Consequentemente, embora a alegação da dupla jornada possa ser vista como aceitável por parte da sociedade, o fato é que esse benefício entra em choque tanto com as tendências demográficas como com a realidade fiscal. Uma forma de conciliar a demanda social da referida compensação, com a necessidade de evitar novas pressões fiscais, pode ser por exemplo conservar a diferenciação, porém reduzir a diferença, de cinco para dois anos, após uma certa fase de transição (GIAMBIAGI et al, 2004, p. 19).

A mesma crítica que os reformistas da Previdência fazem em relação à aposentadoria antecipada para mulheres se aplica à possibilidade de professores se aposentarem cinco anos antes de outras categorias profissionais. No caso das mulheres trabalhadoras sob regime do INSS, esses cinco anos de antecedência têm caráter cumulativo ao benefício antecipado citado anteriormente. Assim sendo, os homens professores podem se aposentar com 30 anos de contribuição, e não 35 anos; e as mulheres podem se aposentar com 25 anos de trabalho.
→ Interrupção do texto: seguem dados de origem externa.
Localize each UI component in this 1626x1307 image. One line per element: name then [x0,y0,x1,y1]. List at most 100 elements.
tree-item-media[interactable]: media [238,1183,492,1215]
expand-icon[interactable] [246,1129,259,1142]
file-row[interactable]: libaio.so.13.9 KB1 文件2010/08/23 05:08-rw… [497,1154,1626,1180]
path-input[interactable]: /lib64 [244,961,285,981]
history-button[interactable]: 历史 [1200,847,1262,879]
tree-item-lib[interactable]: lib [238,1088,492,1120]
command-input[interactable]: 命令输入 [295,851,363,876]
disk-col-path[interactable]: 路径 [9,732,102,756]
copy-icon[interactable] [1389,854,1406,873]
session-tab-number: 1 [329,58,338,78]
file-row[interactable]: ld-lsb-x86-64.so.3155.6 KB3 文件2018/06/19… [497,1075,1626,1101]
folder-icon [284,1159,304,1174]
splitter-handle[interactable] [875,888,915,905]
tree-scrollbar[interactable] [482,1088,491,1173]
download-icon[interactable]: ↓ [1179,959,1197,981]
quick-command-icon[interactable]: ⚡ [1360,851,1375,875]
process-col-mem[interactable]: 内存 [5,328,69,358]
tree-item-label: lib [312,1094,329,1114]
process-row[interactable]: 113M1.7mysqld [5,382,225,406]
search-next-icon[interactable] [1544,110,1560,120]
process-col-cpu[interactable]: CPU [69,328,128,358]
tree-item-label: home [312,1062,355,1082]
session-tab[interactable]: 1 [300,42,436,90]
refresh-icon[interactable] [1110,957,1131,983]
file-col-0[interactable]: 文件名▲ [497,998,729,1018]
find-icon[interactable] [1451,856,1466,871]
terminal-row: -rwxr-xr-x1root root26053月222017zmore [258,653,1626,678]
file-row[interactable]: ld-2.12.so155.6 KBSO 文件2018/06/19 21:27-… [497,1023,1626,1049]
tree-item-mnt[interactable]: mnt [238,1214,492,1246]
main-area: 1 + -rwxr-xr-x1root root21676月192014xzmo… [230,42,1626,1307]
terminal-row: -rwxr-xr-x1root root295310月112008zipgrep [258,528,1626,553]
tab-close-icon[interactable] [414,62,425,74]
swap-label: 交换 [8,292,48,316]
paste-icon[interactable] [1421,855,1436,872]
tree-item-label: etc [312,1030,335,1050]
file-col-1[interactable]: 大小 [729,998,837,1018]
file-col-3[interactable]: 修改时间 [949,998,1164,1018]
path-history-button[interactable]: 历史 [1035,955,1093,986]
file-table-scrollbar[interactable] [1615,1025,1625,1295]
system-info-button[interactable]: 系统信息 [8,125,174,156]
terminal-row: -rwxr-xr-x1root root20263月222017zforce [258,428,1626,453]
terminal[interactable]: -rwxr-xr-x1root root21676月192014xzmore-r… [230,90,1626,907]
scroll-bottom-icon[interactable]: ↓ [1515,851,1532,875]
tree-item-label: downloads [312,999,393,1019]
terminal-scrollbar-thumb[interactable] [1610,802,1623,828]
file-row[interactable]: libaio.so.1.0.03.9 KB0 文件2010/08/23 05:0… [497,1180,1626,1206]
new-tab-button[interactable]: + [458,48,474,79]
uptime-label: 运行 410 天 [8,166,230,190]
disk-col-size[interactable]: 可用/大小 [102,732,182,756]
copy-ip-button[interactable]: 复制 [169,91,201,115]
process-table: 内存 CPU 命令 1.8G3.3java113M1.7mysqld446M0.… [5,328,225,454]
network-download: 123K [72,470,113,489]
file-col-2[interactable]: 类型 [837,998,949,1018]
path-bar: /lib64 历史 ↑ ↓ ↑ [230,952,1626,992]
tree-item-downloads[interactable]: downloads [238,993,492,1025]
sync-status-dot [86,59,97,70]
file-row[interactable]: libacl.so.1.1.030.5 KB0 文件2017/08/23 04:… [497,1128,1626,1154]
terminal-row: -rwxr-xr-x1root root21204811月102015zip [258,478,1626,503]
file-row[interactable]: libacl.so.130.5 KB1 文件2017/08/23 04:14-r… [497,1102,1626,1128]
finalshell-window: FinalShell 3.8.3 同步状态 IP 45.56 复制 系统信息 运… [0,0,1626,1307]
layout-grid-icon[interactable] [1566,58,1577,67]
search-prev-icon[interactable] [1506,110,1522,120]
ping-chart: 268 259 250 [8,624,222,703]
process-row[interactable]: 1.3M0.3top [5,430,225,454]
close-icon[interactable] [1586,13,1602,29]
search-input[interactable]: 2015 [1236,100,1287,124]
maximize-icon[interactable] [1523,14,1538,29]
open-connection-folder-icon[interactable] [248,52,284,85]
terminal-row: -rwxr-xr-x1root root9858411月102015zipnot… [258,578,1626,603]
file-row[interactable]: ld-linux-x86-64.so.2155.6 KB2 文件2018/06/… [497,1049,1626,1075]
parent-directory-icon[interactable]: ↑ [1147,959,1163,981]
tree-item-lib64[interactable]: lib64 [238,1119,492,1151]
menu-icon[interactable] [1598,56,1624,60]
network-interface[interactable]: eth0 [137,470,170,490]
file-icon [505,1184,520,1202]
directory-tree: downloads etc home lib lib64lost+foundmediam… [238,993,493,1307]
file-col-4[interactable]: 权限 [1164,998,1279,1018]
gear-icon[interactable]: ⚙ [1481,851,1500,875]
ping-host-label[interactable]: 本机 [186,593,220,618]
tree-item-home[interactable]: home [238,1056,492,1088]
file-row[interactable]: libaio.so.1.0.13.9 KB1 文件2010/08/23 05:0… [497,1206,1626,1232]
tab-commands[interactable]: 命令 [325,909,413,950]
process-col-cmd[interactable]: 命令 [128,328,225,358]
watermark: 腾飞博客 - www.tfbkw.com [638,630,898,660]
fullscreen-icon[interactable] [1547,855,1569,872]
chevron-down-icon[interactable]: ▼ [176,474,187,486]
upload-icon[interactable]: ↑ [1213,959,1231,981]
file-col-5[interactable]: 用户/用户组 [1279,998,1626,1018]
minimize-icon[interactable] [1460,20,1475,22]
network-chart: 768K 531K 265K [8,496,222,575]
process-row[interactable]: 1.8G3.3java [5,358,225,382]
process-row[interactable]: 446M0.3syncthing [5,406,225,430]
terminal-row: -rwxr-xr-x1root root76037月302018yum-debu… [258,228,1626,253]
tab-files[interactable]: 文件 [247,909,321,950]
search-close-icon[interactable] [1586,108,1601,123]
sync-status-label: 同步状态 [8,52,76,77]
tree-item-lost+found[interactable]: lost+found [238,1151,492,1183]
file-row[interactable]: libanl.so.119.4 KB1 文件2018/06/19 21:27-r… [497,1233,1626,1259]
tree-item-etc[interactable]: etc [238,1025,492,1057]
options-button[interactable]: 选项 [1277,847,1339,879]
Os cinco anos de antecipação da aposentadoria para mulheres e professores também se aplica aos trabalhadores do setor público. A reforma da Previdência Social de 2003, no governo Lula, estabeleceu uma idade mínima de aposentadoria para seus servidores, de 60 anos para homens e 55 para mulheres, sendo que no caso dos professores essa idade é de 55 anos para homens e 50 para as mulheres. Os reformistas apontam que os trabalhadores da educação, no caso os professores, são uma fração expressiva da folha salarial dos estados e municípios, portanto, a aposentadoria precoce dos professores pesa consideravelmente nas despesas com os inativos, principalmente devido ao fato da maioria desses trabalhadores ser do sexo feminino. “O argumento que se usa para justificar a vantagem no caso das mulheres não se aplica aos professores. (...) Portanto, a distinção especial para professores deveria ser simplesmente extinta” (GIAMBIAGI et al, 2004, p. 20).

No entanto, pesquisa realizada pelo Sindicato dos Professores no Estado do Paraná (Sinpropar) apontou que 52% dos professores da rede particular de ensino daquele estado são afetados pelo estresse e 38% sentem dores nas costas e nas pernas. Essa mesma pesquisa indicou que os professores sofrem ainda com problemas vocais, respiratórios, de articulação, fadiga, insônia e alergia. Se esses problemas são frequentes entre os professores da rede privada, no caso da rede pública, em que as condições de trabalho tendem a ser menos adequadas, possivelmente esses problemas devem se repetir com mais intensidade.

Mediante o aqui exposto, uma das propostas mais comuns dentro da visão neoiberal de Previdência Social diz respeito à elevação da idade mínima para a aposentadoria, a redução das diferenças entre o direito à aposentadoria entre homens e mulheres e a eliminação de aposentadorias especiais dos professores.

Giambiagi et al propõem elevar a idade mínima para a aposentadoria das mulheres para os 63 anos e a dos homens para 65 anos, eliminar a aposentadoria por tempo de contribuição e eliminar a aposentadoria antecipada dos professores, devendo isso ocorrer gradativamente.